Выбрать главу

Конный отряд миновал лесничество на Взорках, лесную деревушку под тем же названием, выросшую в глубокой чаще, населенную людьми, крепкими как пихты и могучими как буки. Чем выше поднимались всадники в гору, тем тверже становился грунт, состоявший из красных ломких камней. В сумраке пихт показалась высокая четырехгранная колокольня монастыря и белые его стены. Сразу же за кузницей и монастырским заезжим двором виднелась высокая садовая ограда.

Ольбромский укрыл часть своего отряда за каменной кузницей и напротив, за корчмой, и разделил его на два разъезда. Одному он приказал проехать дальше по дороге, до небольшого костела, а сам во главе другого разъезда решил незаметно проверить, нет ли австрийцев в монастырском подворье. Он спешился сам и приказал спешиться десятку улан. Одиннадцатый остался при лошадях и притаился с ними за корчмой. По знаку, данному трубачом, он должен был бежать с лошадьми налево в лес до указанной ему полянки. Рафал со своими солдатами тут же за корчмой перепрыгнул через высокую ограду с козырьком в сад.

Когда он очутился в саду, у него пропала всякая охота патрулировать, наблюдать, разведывать. Он задержался в конце сада в укромной беседке из дикорастущих деревьев и на минуту дал себе волю. Юноше грезилось его детство, как во сне он привиделся сам себе. Маленьким ребенком был он в этом саду, но все, все отлично запомнил. Ручеек святого Францишека, из которого рождается Черная Нида, бежит через сад, кипя, клокоча и пенясь сердито. Там серебристым каскадом низвергается он с деревянного желоба, проходящего под садовой оградой, тут звонко хлещет, точно падает на дно пустой бочки, а там с шумом и журчаньем бежит через сад под белыми мостиками, омывая корни слив и груш, пьющих его сладкую влагу. Вот добежал он до другой стены, снова попал в желоб, выдолбленный из половины елового кряжа, и вырвался на свободу.

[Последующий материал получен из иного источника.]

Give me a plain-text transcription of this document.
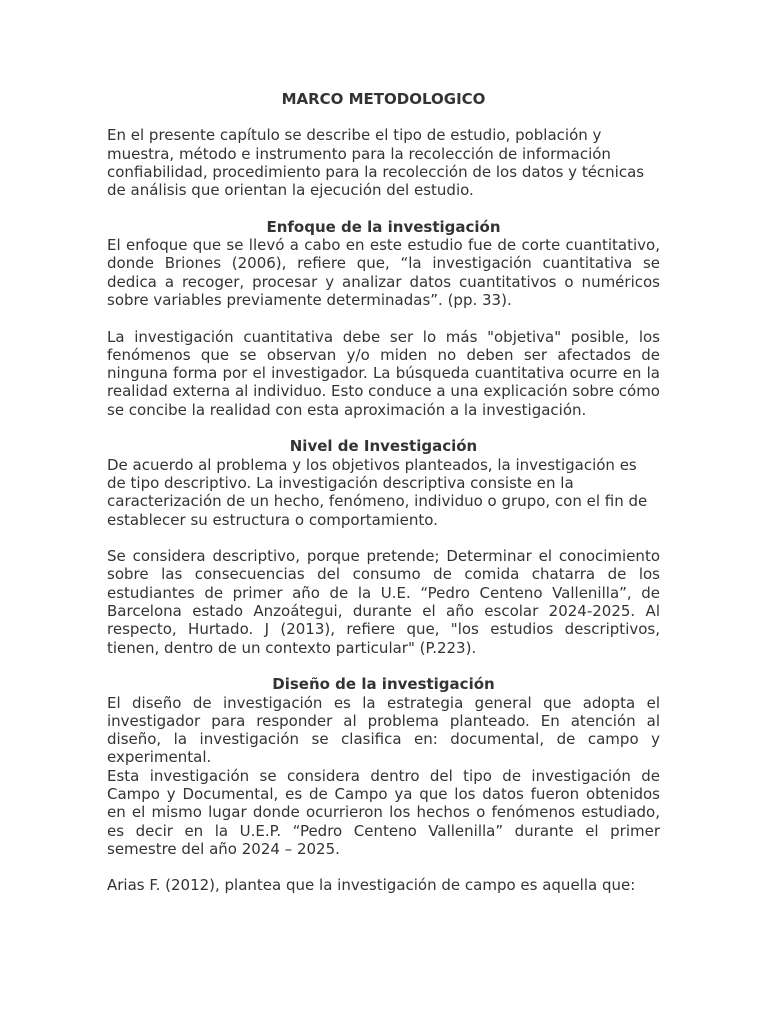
MARCO METODOLOGICO

En el presente capítulo se describe el tipo de estudio, población y muestra, método e instrumento para la recolección de información confiabilidad, procedimiento para la recolección de los datos y técnicas de análisis que orientan la ejecución del estudio.

Enfoque de la investigación

El enfoque que se llevó a cabo en este estudio fue de corte cuantitativo, donde Briones (2006), refiere que, “la investigación cuantitativa se dedica a recoger, procesar y analizar datos cuantitativos o numéricos sobre variables previamente determinadas”. (pp. 33).

La investigación cuantitativa debe ser lo más "objetiva" posible, los fenómenos que se observan y/o miden no deben ser afectados de ninguna forma por el investigador. La búsqueda cuantitativa ocurre en la realidad externa al individuo. Esto conduce a una explicación sobre cómo se concibe la realidad con esta aproximación a la investigación.

Nivel de Investigación

De acuerdo al problema y los objetivos planteados, la investigación es de tipo descriptivo. La investigación descriptiva consiste en la caracterización de un hecho, fenómeno, individuo o grupo, con el fin de establecer su estructura o comportamiento.

Se considera descriptivo, porque pretende; Determinar el conocimiento sobre las consecuencias del consumo de comida chatarra de los estudiantes de primer año de la U.E. “Pedro Centeno Vallenilla”, de Barcelona estado Anzoátegui, durante el año escolar 2024-2025. Al respecto, Hurtado. J (2013), refiere que, "los estudios descriptivos, tienen, dentro de un contexto particular" (P.223).

Diseño de la investigación

El diseño de investigación es la estrategia general que adopta el investigador para responder al problema planteado. En atención al diseño, la investigación se clasifica en: documental, de campo y experimental.

Esta investigación se considera dentro del tipo de investigación de Campo y Documental, es de Campo ya que los datos fueron obtenidos en el mismo lugar donde ocurrieron los hechos o fenómenos estudiado, es decir en la U.E.P. “Pedro Centeno Vallenilla” durante el primer semestre del año 2024 – 2025.

Arias F. (2012), plantea que la investigación de campo es aquella que:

В просветах аллей из-за фруктовых деревьев выглядывали белые стены. Все то, что когда-то так поразило своей необычайностью воображение ребенка, и сейчас производило такое же громадное впечатление…

Монастырь! Изумленный, потрясенный, юноша с прежним страхом смотрел на это воплощенное воспоминание детства. Те же серые, широко расставленные нервюры, в которых запечатлены неслыханное напряжение и мощь опоры, поддерживающей, как мужик могучим плечом, все сооружение. Те же камни, которые от выветривания уже потемнели и покрылись ржавчиной, как железо, разрушенное водой, или подернулись, как глазурью, неистребимым белым налетом и стали похожи на вековые изразцы. Над нервюрами – холодные высокие стены с маленькими окошечками под самой крышей. Ядовитая улыбка змеится на губах, когда невольно подумаешь о том, что же заставило прорезать так высоко окна в кельях монахинь. С той же ядовитой улыбкой взгляд украдкой стыдливо скользит по чаще фруктовых деревьев, туда, где на клумбах струят аромат невинности стройные лилии с узкими, широко раскрывшимися лепестками, с коричневыми пыльниками и липким желтоватым соком. Потеки сырости в изломах покрытых известкой стен, словно вечные, неизменные тени, оскверняют их белизну, как насмешка оскверняет вдохновение, как грязная острота оскверняет девственный восторг. Жестяные водосточные трубы, такое необычное здесь приспособление… Ведь в здешних местах не знают ничего, придуманного для удобства жизни. Все тут до сих пор, как при короле Болеславе Храбром, как при короле Кривоусте или Мнихе. Первые дома из камня были сложены монахинями при Бодзанте, князе церкви и охотнике, влюбленном в эту дикую пущу. Монахини проложили дорогу в эти места в диком бору, на каменистой глинистой почве взрастили они чудный сад. Они просвещали по селам деревенский люд, в течение столетий боролись с разбойниками в Свентокшижских горах, они развели первые сады в лесах вокруг хат, научили крестьян сажать овощи на грядах, ткать шерсть и вышивать льняные сорочки.

Солдаты быстро пробежали сад и пробрались на широкий двор. Монастырские конюшни и двор были пусты, но около забора, видно, недавно кормили лошадей. Посреди двора еще тлели бивачные костры. На конюшне разведчики схватили конюха и быстро выведали у него, что ночью, уже под утро, в монастыре останавливались немецкие войска, пешие и конные, что офицеры приказали дать им поесть в трапезной, а потом все ушли по направлению к Кельцам, только где-то по дороге сильно стреляли.